The part I have the most difficulty with, is the sixth one. First, when you refer to the switch (Mosfet) as closed and open, there seems to be a contradiction of terms. The established convention describes a closed switch as one wich conducts current, and conversely, an open switch doesn't conduct. Your text implies the contrary. Altair

You're definitely right. I'll have to re-read the text. I should indeed have said that an open switch interrupts the flow from the battery and vice versa. Sorry if I implied otherwise. Definitely an error. I'll re-read it and edit.
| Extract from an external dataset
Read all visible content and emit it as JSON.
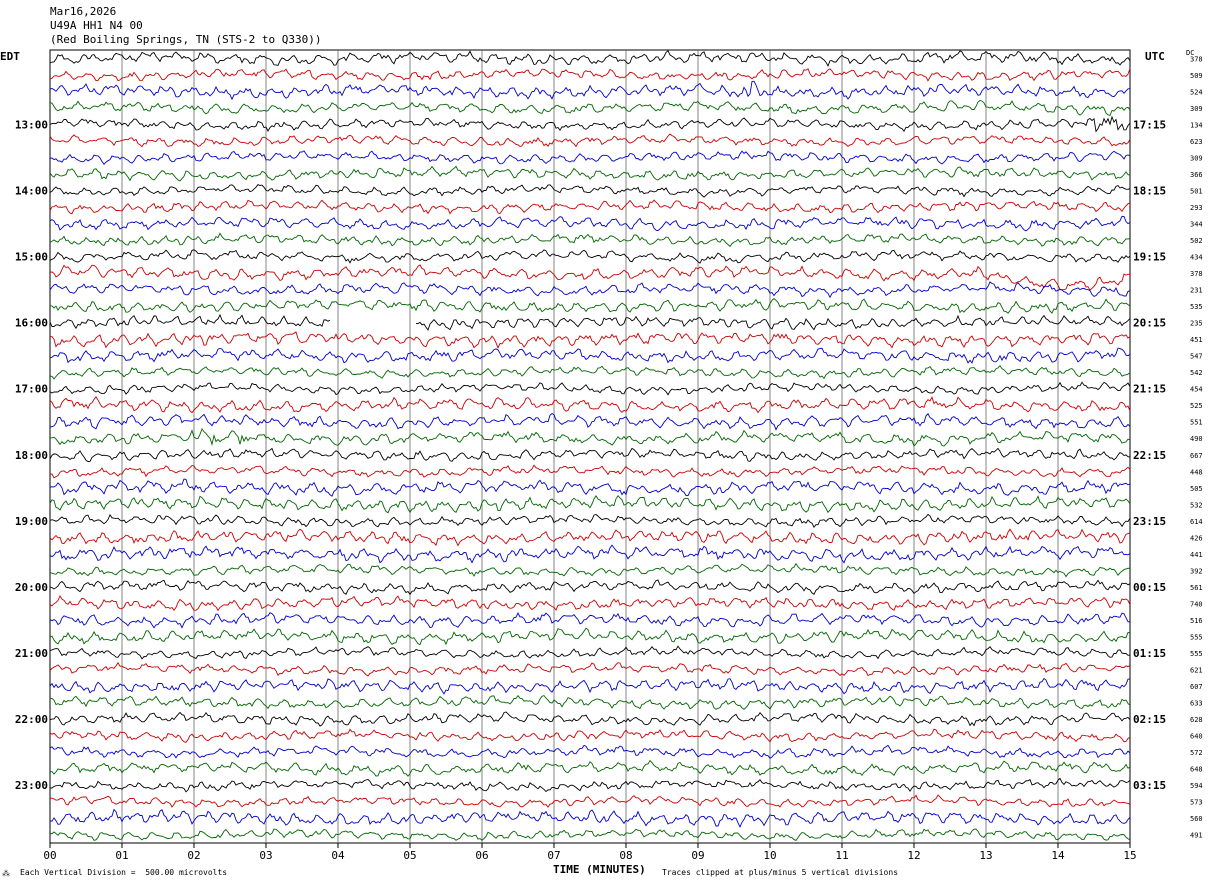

The opposite polarity point - the magnetic fields over the inductor have first been extruded to allow the path for the zipon flow. That's during the ON period of the duty cycle. Then during the OFF period and they collapse to zero. That collapse - their movement to zero represents changing magnetic fields. Changing magnetic fields induce electric fields. That, in turn, induces the spike that manifests below zero. Then some ringing as this is repeated until the rining stops and the duty cycle then repeats. That first movement through zero - to me - respresents a change in polarity and a change in the directional flow of current.

But anyway I think that a good test of the theory would be to try in your circuit, a Mosfet that doesn't have the body diode. Then, by placing (or not) a reverse diode in parallel with the mosfet, it would be possible to ascertain the usefulness of that diode. If it was proven to be necessary, that would prove that there is indeed a reverse current going from ground to the top of the circuit.

Not sure what you mean. Is there such a thing as a MOSFET without a body diode? If so, then I guess this may prove it. I really can't comment.

Thinking about it, it would also be possible to check that current by just placing a shunt in series with the Mosfet and viewing it with a scope. (Unless of course that particular zipon current is undetectable with conventional instrumentation !)

Current flow is detectable and that's all that's needed. Again, as I understand it, an ammeter simply measures current from the extruded magnetic fields on a wire - which, in turn, measures the rate of transfer in the wire. But my problem with ammeters is that they don't usually measure at fast frequencies. And they do not distinguish between the direction of current flow. The circuit is intended to induce a reverse flow of current precisely to recharge the battery.

I'm going to try and get my head around why it could possibly be that current flow 'tries to hold it's direction?' I just don't understand it. Can you explain this?